It's one thing to listen to NPR while you wash dishes. But when it comes to the important things (tweaking your business plan; writing a heartfelt letter), it never pays to split your focus. Rather than spread your attention thin, aim to do one thing at a time, directing your concentration to the moment.
Hallowell suggests cutting the litany down to five items a day. Start with the most time-sensitive tasks, and put the rest on another piece of paper for another time. Once you've completed the daily five, resist the temptation to get a head start on tomorrow's list. Instead, call it a day.
Give away the jobs you don't like or don't want to do.
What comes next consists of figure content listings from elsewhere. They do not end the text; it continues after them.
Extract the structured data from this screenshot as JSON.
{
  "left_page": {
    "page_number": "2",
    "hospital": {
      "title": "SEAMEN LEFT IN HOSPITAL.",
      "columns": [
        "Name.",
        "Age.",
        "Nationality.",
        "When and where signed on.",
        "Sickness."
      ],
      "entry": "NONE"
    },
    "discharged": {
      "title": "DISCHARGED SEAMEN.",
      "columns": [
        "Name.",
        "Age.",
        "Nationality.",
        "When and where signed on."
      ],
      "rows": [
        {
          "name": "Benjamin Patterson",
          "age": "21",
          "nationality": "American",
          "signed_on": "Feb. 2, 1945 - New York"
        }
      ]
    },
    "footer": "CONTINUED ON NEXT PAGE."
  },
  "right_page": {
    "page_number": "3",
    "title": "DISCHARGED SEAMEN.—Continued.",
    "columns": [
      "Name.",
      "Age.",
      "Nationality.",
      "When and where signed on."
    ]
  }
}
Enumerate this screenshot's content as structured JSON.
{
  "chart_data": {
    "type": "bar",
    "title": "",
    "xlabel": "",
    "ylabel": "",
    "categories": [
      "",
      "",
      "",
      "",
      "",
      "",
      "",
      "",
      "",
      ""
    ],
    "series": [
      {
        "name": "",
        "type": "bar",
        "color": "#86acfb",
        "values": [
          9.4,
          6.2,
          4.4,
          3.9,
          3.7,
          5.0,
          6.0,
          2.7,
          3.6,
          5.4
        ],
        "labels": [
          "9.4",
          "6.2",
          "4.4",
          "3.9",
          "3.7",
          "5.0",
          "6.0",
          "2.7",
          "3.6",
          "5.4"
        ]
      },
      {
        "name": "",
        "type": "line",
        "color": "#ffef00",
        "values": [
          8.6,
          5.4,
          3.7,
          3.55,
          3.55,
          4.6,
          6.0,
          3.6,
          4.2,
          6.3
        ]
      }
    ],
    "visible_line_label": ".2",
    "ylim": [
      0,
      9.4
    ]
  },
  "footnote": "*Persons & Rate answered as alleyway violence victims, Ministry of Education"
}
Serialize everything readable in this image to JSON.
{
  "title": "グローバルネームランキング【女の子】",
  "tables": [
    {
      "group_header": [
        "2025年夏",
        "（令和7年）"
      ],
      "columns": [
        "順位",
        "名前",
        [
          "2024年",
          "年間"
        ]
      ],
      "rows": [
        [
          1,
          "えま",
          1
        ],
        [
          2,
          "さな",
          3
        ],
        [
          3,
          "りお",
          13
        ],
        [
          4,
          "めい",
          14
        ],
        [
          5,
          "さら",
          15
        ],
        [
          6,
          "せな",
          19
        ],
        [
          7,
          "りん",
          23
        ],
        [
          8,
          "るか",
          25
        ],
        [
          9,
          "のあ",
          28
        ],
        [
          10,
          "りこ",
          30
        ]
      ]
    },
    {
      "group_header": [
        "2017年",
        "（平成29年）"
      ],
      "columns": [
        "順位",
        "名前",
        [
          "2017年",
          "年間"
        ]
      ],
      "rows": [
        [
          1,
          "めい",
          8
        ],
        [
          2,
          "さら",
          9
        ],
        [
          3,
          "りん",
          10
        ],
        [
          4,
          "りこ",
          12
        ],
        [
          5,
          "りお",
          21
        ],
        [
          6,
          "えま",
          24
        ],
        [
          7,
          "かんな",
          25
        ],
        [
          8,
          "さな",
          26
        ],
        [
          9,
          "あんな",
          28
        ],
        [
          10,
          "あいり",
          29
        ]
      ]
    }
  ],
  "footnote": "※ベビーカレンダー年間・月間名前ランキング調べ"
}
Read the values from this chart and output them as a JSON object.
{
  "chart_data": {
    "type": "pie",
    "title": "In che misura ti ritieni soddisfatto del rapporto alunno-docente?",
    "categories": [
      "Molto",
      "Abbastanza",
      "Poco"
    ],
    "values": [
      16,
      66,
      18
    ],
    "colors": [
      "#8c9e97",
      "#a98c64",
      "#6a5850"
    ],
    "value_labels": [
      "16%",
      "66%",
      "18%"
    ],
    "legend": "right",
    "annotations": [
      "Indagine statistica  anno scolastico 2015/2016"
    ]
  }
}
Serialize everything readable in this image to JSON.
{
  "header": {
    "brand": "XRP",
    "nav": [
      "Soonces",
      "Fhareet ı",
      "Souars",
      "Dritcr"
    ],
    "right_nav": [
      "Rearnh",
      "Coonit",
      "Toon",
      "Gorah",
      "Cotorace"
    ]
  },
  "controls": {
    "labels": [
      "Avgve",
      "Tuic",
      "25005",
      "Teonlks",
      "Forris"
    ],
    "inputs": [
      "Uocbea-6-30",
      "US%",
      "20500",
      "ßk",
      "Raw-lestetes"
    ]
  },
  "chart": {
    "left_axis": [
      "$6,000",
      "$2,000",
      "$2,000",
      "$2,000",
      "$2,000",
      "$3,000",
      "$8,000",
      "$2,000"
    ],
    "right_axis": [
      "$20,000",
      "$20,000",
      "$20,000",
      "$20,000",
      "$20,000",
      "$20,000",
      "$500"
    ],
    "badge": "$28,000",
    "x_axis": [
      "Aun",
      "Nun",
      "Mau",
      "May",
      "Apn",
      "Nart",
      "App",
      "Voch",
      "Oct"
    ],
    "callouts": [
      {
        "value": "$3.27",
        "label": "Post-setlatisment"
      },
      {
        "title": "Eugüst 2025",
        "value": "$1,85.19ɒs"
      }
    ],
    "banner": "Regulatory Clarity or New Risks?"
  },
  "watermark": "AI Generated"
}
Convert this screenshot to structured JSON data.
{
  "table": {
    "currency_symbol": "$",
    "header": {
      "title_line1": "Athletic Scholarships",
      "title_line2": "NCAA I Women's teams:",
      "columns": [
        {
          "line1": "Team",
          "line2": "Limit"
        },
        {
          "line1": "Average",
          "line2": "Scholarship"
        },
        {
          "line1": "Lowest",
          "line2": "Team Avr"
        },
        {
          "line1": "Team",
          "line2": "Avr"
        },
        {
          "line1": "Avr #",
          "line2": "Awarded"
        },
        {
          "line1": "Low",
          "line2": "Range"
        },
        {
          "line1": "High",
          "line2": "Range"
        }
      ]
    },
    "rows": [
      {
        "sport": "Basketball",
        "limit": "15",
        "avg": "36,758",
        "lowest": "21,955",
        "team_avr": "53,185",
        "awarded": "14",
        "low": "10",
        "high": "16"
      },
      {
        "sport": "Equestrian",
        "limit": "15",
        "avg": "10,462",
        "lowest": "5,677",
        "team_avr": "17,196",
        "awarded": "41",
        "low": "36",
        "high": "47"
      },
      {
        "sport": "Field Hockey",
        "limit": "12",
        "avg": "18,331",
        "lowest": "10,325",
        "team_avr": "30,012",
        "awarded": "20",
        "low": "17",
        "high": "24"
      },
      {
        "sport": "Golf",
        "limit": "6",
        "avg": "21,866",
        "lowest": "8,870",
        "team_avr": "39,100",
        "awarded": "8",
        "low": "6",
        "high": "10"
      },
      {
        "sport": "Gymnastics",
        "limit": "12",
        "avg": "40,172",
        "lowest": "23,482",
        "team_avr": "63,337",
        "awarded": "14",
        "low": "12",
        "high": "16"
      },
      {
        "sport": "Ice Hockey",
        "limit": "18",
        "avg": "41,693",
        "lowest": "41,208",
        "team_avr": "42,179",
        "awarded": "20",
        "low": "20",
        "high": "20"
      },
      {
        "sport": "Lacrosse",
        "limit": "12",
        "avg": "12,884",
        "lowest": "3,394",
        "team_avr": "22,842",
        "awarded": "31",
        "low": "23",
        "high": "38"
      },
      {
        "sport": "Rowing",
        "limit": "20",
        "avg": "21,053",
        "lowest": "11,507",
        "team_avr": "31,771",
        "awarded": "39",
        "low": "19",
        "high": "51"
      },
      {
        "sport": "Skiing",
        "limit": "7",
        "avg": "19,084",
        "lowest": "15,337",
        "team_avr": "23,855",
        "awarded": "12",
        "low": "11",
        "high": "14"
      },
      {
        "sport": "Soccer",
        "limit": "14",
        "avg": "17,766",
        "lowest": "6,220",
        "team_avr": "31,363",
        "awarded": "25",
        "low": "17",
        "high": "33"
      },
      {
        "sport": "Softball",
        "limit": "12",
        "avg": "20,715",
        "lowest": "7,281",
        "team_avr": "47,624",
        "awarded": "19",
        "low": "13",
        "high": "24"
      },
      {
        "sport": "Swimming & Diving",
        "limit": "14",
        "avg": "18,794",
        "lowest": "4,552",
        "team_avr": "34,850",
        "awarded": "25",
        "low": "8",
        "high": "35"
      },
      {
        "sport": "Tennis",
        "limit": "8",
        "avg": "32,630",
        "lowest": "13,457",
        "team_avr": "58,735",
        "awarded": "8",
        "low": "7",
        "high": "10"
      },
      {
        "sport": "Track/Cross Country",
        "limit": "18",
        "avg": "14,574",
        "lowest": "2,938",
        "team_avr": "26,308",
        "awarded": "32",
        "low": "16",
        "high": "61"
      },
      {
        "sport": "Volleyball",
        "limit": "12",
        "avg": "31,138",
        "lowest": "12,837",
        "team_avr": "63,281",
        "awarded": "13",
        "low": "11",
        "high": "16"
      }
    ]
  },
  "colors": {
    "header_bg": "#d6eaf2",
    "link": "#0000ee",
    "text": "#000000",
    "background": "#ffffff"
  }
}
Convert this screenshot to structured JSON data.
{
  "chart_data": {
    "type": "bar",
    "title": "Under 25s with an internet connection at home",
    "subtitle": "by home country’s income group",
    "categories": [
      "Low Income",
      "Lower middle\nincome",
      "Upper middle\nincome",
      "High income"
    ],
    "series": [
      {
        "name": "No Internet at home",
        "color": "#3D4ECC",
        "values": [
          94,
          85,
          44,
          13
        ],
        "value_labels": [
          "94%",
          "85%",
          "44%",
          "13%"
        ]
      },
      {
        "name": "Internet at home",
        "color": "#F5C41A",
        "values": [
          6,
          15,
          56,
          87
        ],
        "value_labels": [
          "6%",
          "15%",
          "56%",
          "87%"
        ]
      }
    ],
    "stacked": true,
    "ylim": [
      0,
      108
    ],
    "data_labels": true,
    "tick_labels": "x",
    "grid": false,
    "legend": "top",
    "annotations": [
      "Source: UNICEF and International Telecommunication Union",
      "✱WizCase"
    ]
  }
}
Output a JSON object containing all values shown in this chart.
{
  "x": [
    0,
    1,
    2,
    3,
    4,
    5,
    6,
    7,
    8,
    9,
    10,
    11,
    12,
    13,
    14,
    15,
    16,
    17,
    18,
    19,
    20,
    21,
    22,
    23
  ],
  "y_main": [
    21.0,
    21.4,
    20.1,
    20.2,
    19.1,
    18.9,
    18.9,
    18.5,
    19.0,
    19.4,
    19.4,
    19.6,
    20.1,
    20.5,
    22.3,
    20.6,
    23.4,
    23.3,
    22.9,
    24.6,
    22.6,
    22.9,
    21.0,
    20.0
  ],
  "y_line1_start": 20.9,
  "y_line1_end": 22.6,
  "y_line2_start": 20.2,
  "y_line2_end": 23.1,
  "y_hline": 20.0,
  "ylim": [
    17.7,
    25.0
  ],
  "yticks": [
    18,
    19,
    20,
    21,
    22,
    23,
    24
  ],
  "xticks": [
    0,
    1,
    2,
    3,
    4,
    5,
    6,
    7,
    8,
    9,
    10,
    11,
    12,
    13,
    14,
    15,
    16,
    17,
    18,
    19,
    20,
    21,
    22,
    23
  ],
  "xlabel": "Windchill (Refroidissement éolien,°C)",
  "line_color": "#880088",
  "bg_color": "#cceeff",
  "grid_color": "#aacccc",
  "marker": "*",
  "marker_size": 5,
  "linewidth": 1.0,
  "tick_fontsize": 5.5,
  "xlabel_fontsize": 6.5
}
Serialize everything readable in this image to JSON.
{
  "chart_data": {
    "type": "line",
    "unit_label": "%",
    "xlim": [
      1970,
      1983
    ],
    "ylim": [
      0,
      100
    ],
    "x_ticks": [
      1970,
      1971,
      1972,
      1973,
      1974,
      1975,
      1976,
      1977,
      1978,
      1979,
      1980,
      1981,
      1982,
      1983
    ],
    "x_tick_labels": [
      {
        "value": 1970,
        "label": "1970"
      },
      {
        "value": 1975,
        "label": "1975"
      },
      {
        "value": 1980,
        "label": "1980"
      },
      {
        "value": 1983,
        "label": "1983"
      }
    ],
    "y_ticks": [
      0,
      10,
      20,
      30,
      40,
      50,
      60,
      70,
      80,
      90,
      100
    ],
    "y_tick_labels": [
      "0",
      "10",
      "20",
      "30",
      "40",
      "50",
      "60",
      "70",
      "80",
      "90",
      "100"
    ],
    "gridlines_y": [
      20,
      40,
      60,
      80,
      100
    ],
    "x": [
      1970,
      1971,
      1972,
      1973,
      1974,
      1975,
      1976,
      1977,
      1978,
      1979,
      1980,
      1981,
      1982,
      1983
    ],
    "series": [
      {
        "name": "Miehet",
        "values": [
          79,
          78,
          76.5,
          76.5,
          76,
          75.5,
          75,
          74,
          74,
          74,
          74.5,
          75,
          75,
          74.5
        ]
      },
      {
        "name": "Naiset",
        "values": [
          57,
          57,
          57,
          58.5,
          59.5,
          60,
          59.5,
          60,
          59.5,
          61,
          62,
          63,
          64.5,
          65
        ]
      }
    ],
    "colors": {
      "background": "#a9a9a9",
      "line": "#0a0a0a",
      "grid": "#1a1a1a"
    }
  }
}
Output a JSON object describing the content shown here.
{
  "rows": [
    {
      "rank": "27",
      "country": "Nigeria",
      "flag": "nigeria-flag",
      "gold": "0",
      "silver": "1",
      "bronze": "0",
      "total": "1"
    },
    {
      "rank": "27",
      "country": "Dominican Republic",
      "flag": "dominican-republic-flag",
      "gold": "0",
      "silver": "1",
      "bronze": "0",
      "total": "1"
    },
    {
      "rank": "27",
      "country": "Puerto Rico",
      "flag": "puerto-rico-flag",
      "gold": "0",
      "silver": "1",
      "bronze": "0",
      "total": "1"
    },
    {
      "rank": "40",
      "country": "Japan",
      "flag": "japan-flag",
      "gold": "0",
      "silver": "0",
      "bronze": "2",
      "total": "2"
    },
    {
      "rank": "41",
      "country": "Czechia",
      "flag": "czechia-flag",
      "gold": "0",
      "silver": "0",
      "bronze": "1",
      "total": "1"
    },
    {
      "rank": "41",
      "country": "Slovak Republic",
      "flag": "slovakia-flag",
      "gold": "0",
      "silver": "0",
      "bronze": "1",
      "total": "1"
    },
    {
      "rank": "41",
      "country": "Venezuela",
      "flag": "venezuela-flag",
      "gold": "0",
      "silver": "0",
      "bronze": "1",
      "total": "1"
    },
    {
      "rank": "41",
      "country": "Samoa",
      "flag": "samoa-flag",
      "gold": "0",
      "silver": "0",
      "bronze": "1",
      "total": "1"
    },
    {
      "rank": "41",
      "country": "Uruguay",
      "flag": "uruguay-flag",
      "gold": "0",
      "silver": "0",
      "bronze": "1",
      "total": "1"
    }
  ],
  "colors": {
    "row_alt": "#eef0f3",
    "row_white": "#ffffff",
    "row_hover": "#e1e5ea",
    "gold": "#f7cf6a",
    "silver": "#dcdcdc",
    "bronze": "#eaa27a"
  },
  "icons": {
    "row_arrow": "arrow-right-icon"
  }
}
Ask for help, make a trade ("I'll balance the checkbook if you mow the lawn"), or leave cleaning, yard work, or taxes to the professionals, rather than trying to do it all yourself.
The more fearful or anxious you feel, the less capable you are of doing your best work -- and the longer you'll take. Set aside chunks of time to do what sustains your joy. You'll find you reap the rewards later.
Create specific times to return calls and emails so that they don't break your focus throughout the day. Encourage colleagues or clients to call you during specific hours, rather than being accessible 24/7. Let voice mail get personal calls if you're not ready to devote meaningful time to the caller.
Organizing is like dieting, says Hallowell: Everyone wants to do it, few actually do, and those who succeed often revert to their former ways. Rather than focus on organization for its own sake, do just enough to keep order -- and save time you'd otherwise waste trying to find things.
Don't fall into the trap of thinking you'll get more accomplished by staying up late. Sacrificing sleep can wreak havoc on your brain's peak performance. When you're tired, you'll have a harder time focusing and seeing projects through. Bottom line: Sleep isn't optional, and you don't get ahead by skimping on it.